En la ermita de San Pedro y San Pablo
Visto que la soledad lo atraía desde la infancia, y que en el monasterio de Annaya vivía ya prácticamente como anacoreta, fue transferido a la ermita de San Pedro y San Pablo, a poca distancia del monasterio. Tenía entonces 47 años, y allí permaneció hasta el día de su muerte, que ocurrió 23 años después.
Su oración en ese lugar era tan solo interrumpida por el cultivo de la vid y otros trabajos en la ermita. Y la única comida del día, cerca de las tres de la tarde, acababa siendo un ejercicio de penitencia, por lo exiguo y pobre del alimento. Su devoción a María era incomparable. Repetía continuamente su nombre bendito, y cada vez que entraba o salía de su celda recitaba, de rodillas, la salutación angélica ante una imagen pequeñita que allí estaba.
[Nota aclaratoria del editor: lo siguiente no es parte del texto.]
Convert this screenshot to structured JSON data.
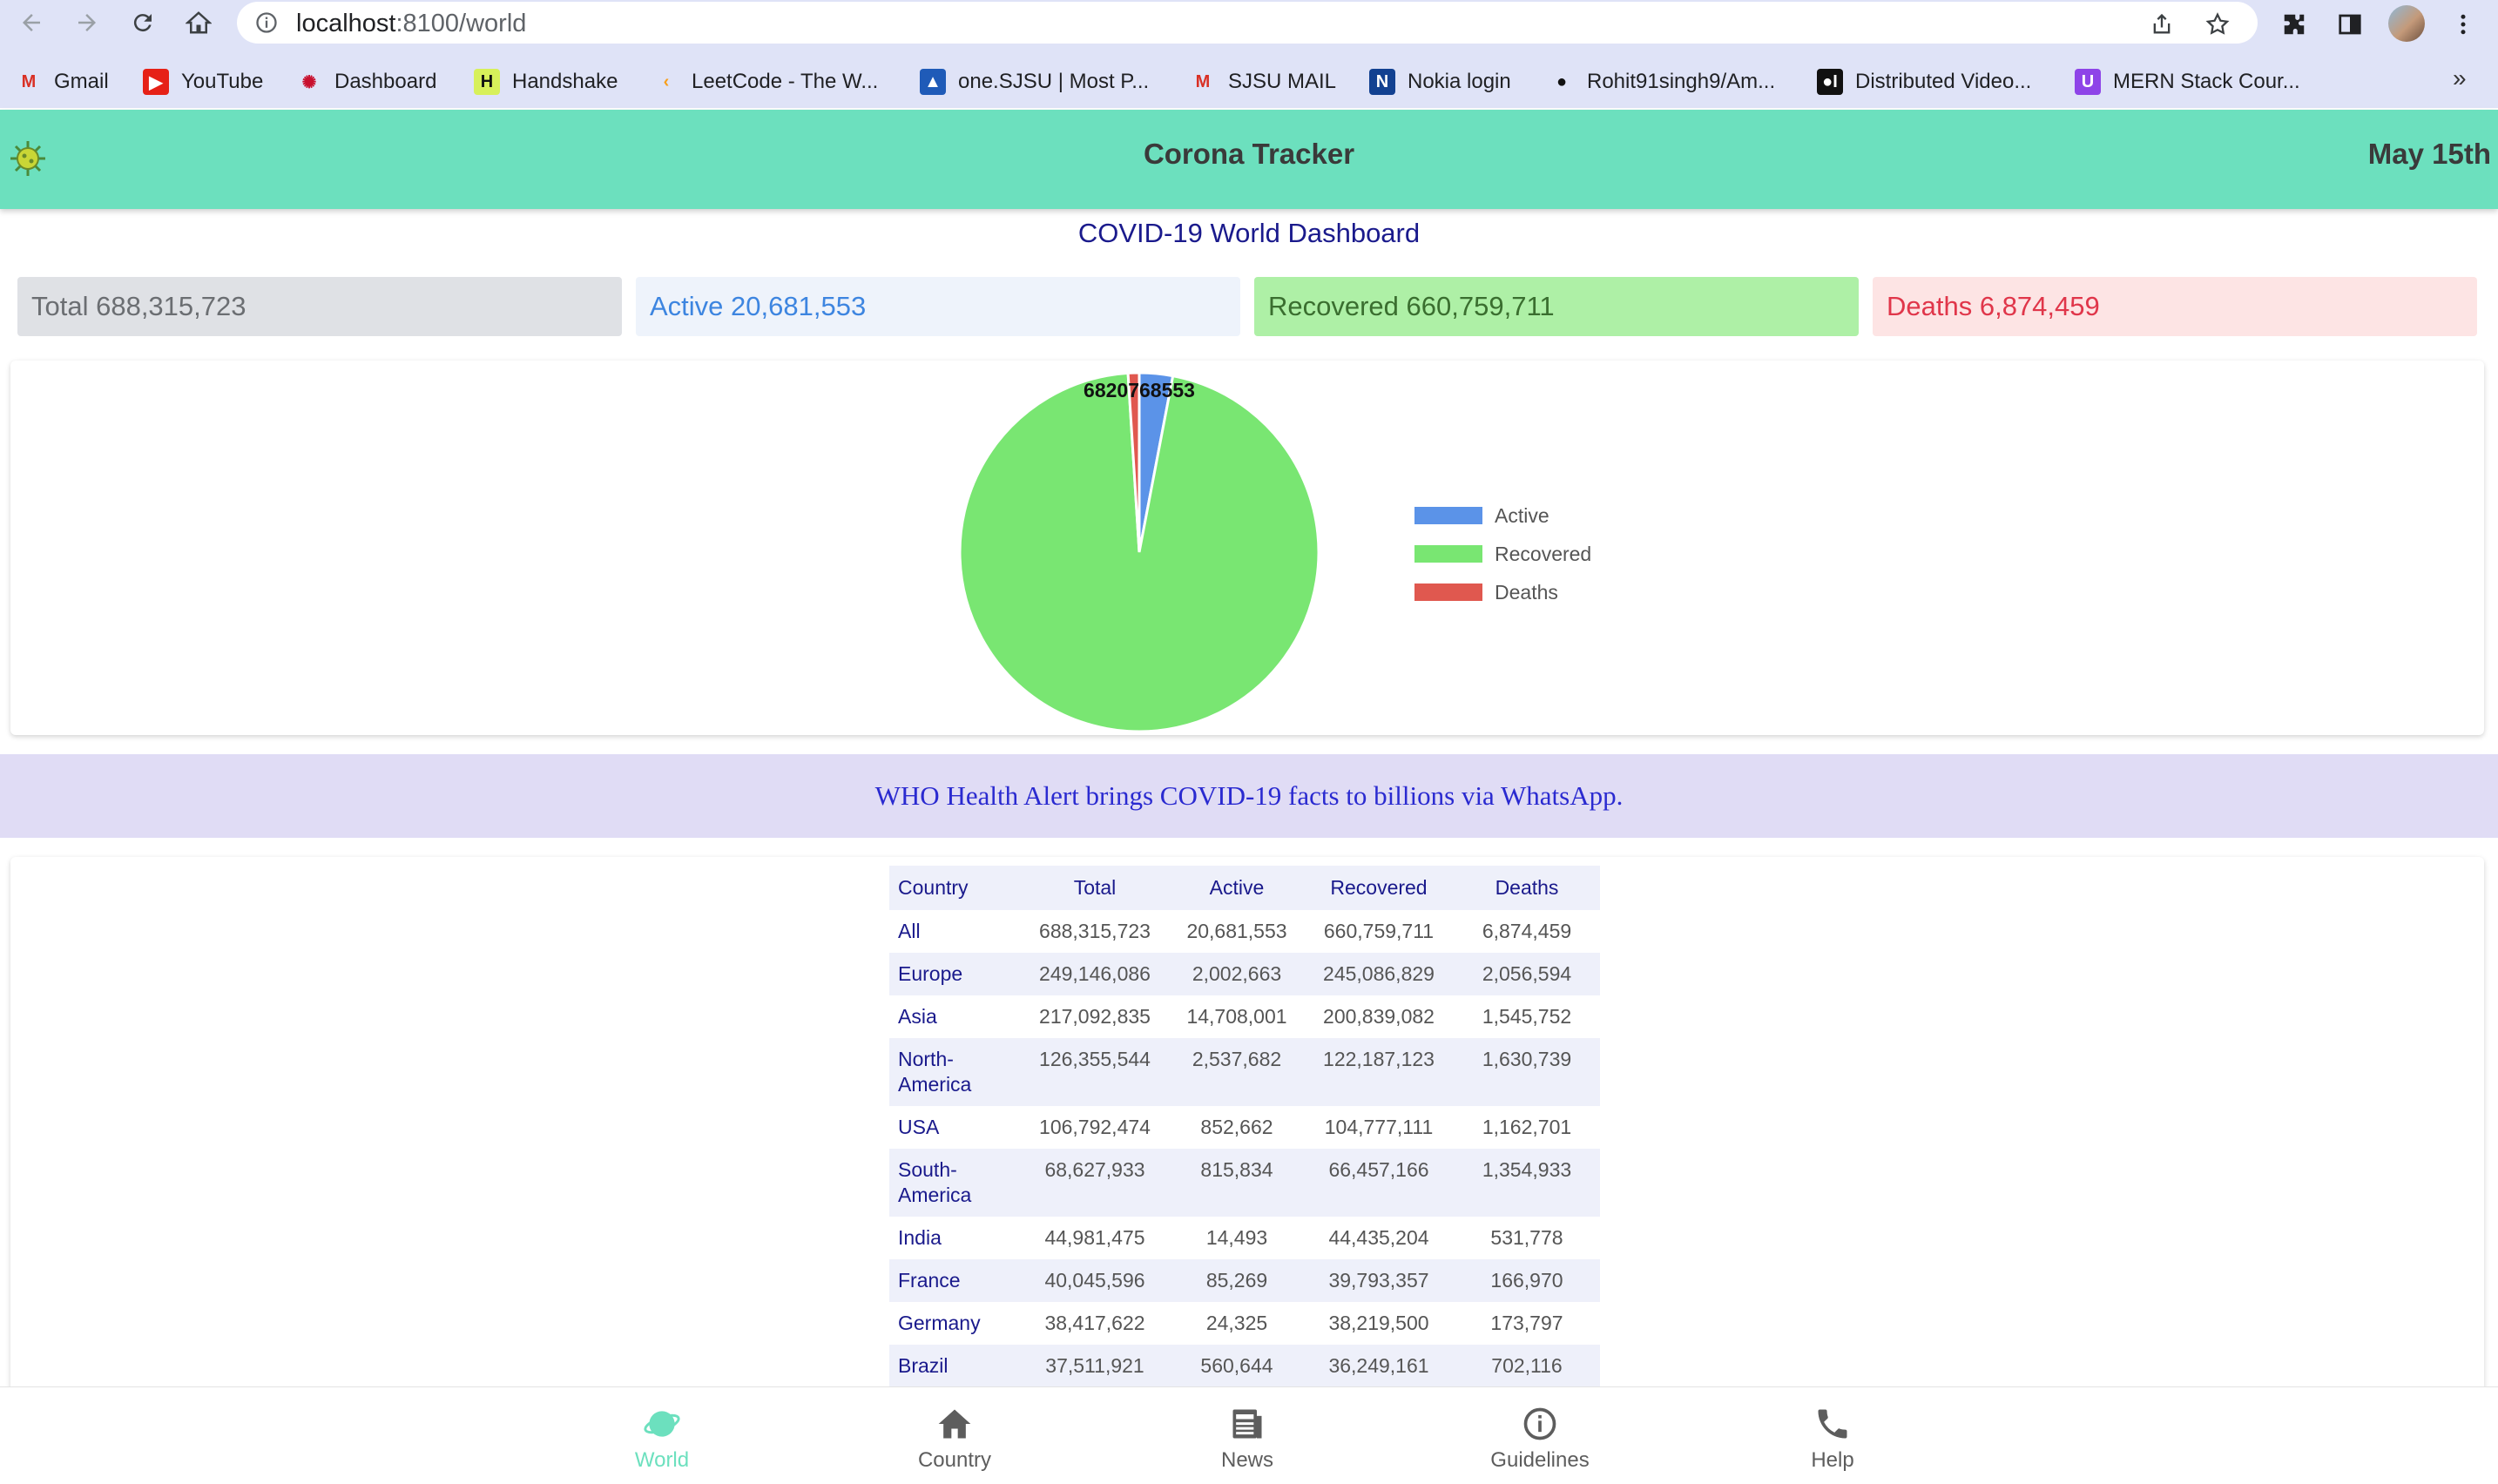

Proverbial era también su paz de alma. Un día de tempestad, un rayo derrumbó parte del ala meridional de la ermita, tiró una pared de la viña y quemó, en la capilla, los manteles del altar, mientras el santo monje allí se encontraba en oración. Dos ermitaños acudieron al lugar y lo vieron en la más apaciguante tranquilidad.
— Padre Charbel, ¿por qué no se ha movido para apagar el fuego?
— Querido hermano, ¿cómo podría hacerlo? Ya que inmediatamente después de incendiarse, el fuego se extinguió…
De hecho, como el incendio fue rapidísimo, juzgó él ser más importante continuar con sus oraciones, sin perturbarse.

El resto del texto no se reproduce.